= Cook Islands First Party =

The Cook Islands First Party (originally known as the Demo Tumu Party, translatable as "Original/True Democratic Party") was a political party in the Cook Islands. The party was originally a faction within the Cook Islands Democratic Party which supported Prime Minister Robert Woonton over Terepai Maoate. The 2004 elections saw the Democrats win a clear majority, but it was not clear whether Woonton would have the numbers within the party to remain Prime Minister. Woonton's announcement on 15 November 2004 that he was forming a coalition with the rival Cook Islands Party with himself as Prime Minister. This touched off a bitter struggle within the Democrats, which ultimately saw Woonton and his Health Minister Peri Vaevae Pare expelled from the party. Woonton responded by launching his own party, the Demo Tumu Party, on 1 December 2004.

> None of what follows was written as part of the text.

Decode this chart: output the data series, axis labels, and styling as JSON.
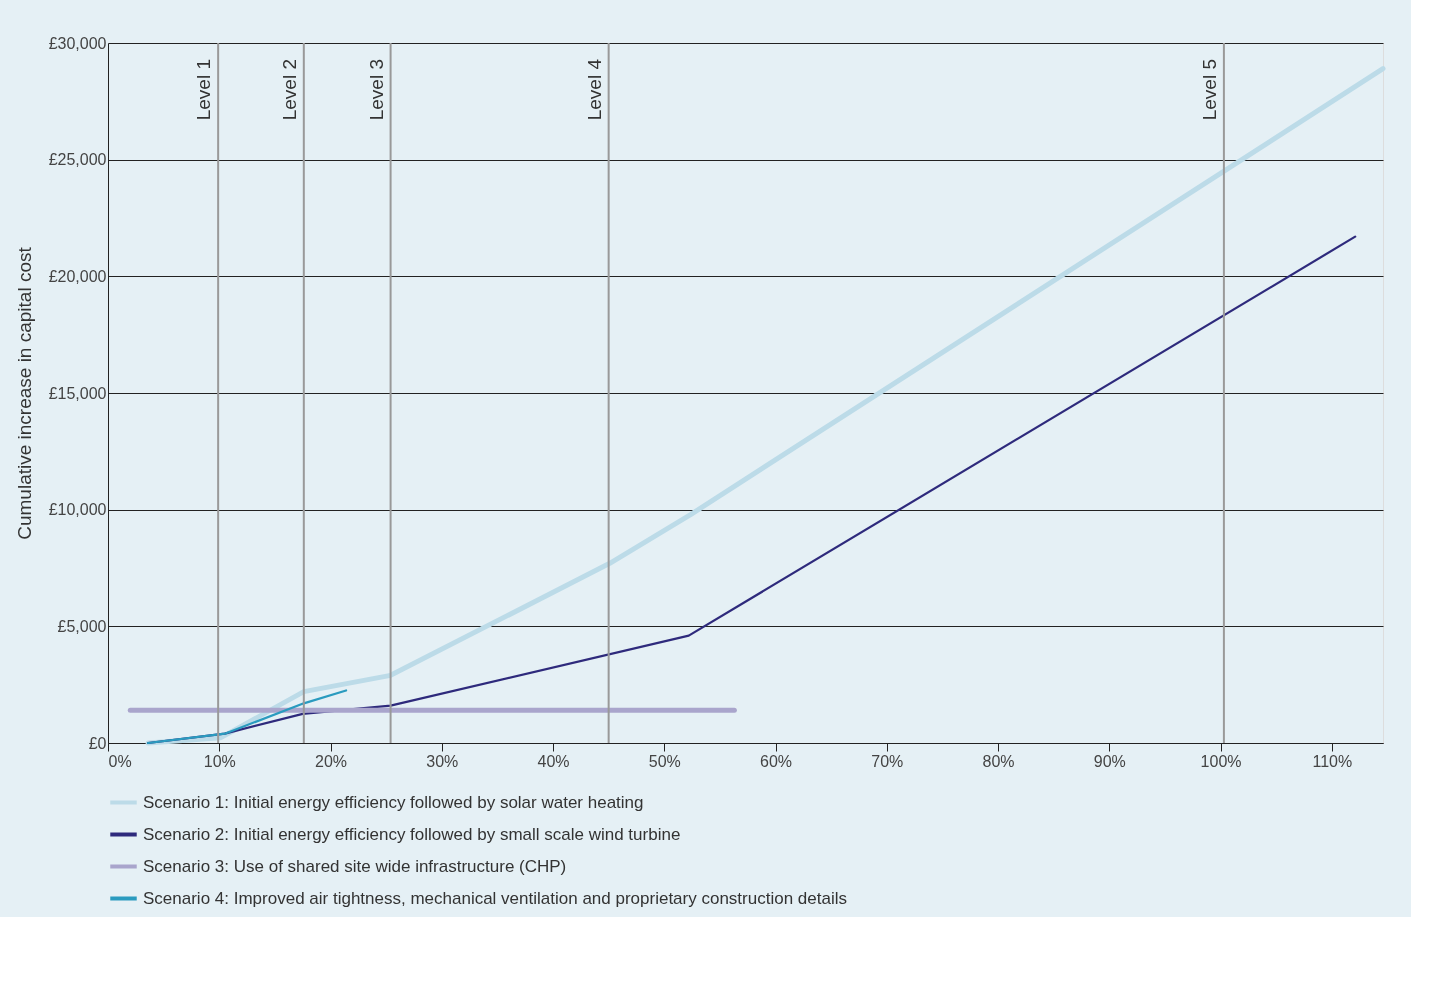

Initially the party consisted of 4 MPs: Woonton, Pare, then-education minister Jim Marurai and Democratic backbenchers Teenui Mapumai and Poko Simpson. The party maintained its coalition agreement with the Cook Islands Party and the support of independent MP Piho Rua, and Woonton remained Prime Minister. Woonton subsequently resigned his seat in order to fight a by-election, causing his government to be dissolved. The coalition held, with Woonton's deputy Jim Marurai replacing him as Prime Minister as part of a deal which would see CIP leader Geoffrey Henry replace him after two years.

The coalition deal was dissolved in September 2005, and the party, now calling itself "Cook Islands First," formed a new coalition with the Democrats. The parties re-united shortly before the 2006 election, and the party is now defunct.